Had she ever felt something like that? A transcendent moment, a perfect moment?
Yes, she thought, she had. Right now. This was that moment.
And she was in it.
7
WHAT USUALLY HAPPENED on Monday nights was that Alice sat alone in her room, reading. The girls who crowded in there with her most other nights and sang enthusiastically to the record player and smoked weed out of tall intimidating-looking hookah things were gone on Mondays, presumably recovering. And despite her public rhetoric, her general homework-is-a-tool-of-oppression stance, Alice used Monday nights to read. One of her many secrets was that she did her work, she was studious, she read books, whenever she was alone, consumed them with speed and vigor. And not the books you’d expect from a radical. They were textbooks. Books on accounting, quantitative analysis, statistics, risk management. Even the music coming out of the record player changed on these nights. It wasn’t the screechy folk-rock that was typical the rest of the week. It was classical, soft and comforting, little piano sonatas and cello suites, soothing and unthreatening stuff. She had this whole other side to her, sitting on her bed unbelievably still for hours, the only movement being a page-flip once every forty-five seconds. She had a kind of serenity in these moments that Officer Brown loved while he sat and watched her from a dark hotel room two thousand meters away, watching Alice through the high-powered telescope requisitioned by the Red Squad unit, listening to the music and the crinkly page-turns on his radio tuned to the high-band frequency of the bug he’d planted in her room a few weeks ago on top of the small overhead lamp, replacing the bug he had previously planted under her bed, the sound quality of which was unacceptable, all muffled and echoey.

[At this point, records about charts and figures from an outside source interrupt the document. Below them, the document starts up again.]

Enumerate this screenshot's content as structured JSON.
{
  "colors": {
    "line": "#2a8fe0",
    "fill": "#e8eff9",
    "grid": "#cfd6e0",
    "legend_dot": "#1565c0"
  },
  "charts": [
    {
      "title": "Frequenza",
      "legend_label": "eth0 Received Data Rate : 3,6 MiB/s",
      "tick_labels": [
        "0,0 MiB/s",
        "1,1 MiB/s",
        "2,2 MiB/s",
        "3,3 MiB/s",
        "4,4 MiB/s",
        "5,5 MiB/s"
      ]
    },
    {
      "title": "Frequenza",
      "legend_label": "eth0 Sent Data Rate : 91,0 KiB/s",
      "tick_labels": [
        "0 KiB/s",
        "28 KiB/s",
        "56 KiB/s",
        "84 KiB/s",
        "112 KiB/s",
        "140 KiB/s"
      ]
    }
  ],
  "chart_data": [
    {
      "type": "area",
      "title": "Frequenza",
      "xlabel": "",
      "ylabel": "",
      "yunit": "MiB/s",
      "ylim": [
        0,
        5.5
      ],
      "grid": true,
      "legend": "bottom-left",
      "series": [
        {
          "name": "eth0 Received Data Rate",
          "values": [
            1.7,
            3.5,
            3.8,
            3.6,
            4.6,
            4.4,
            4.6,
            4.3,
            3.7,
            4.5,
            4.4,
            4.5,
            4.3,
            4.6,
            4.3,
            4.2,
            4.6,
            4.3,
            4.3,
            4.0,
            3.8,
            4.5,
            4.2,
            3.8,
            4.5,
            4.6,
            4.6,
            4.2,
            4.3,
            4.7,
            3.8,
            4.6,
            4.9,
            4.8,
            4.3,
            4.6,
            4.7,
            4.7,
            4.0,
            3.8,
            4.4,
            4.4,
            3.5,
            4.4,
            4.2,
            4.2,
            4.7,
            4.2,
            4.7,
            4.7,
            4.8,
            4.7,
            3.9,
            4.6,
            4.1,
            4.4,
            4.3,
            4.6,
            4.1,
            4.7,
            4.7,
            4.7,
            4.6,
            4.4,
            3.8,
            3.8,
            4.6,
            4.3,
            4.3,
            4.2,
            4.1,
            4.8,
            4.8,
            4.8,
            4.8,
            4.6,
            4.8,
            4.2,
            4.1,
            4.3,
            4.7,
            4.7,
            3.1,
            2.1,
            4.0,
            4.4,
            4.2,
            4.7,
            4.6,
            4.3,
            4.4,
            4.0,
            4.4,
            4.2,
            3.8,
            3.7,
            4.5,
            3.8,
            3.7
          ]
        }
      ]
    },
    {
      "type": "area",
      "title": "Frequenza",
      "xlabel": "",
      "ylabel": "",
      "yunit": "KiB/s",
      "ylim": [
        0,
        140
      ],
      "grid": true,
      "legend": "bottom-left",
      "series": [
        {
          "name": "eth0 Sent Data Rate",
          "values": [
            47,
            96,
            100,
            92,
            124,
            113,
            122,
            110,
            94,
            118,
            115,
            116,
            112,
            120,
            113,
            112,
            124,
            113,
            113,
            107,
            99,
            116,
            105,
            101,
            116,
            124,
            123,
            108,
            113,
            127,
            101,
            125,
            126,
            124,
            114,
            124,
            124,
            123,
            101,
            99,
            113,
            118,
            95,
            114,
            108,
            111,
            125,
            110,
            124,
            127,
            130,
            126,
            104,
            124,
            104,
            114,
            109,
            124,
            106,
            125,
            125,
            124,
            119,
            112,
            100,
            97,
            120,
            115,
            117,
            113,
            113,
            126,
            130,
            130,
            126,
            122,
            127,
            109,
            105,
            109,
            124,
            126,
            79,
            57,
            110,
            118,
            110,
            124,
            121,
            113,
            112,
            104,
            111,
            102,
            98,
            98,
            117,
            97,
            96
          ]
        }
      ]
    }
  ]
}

He was still new at this, espionage.
He had been watching her read for about an hour when there was a loud, sharp knock at the door—a moment of disequilibrium for Brown when he didn’t know if it was a knock on his hotel-room door or Alice’s dorm-room door. He froze. He listened. Felt relieved when Alice leaped from her bed and opened the door. “Oh, hello,” she said.
“Can I come in?” said a new voice. A girl. A girl’s voice.
“Sure. Thanks for coming,” Alice said.
“I got your note,” said the girl. Brown recognized her, the freshman from next door with the big round glasses: Faye Andresen.
“I wanted to tell you I’m sorry,” Alice said, “for how I acted at Freedom House.”
“It’s okay.”
“It’s not okay. I keep doing this to you. I should stop. It is not in the spirit of sisterhood. I should not have shamed you like that. I’m very sorry.”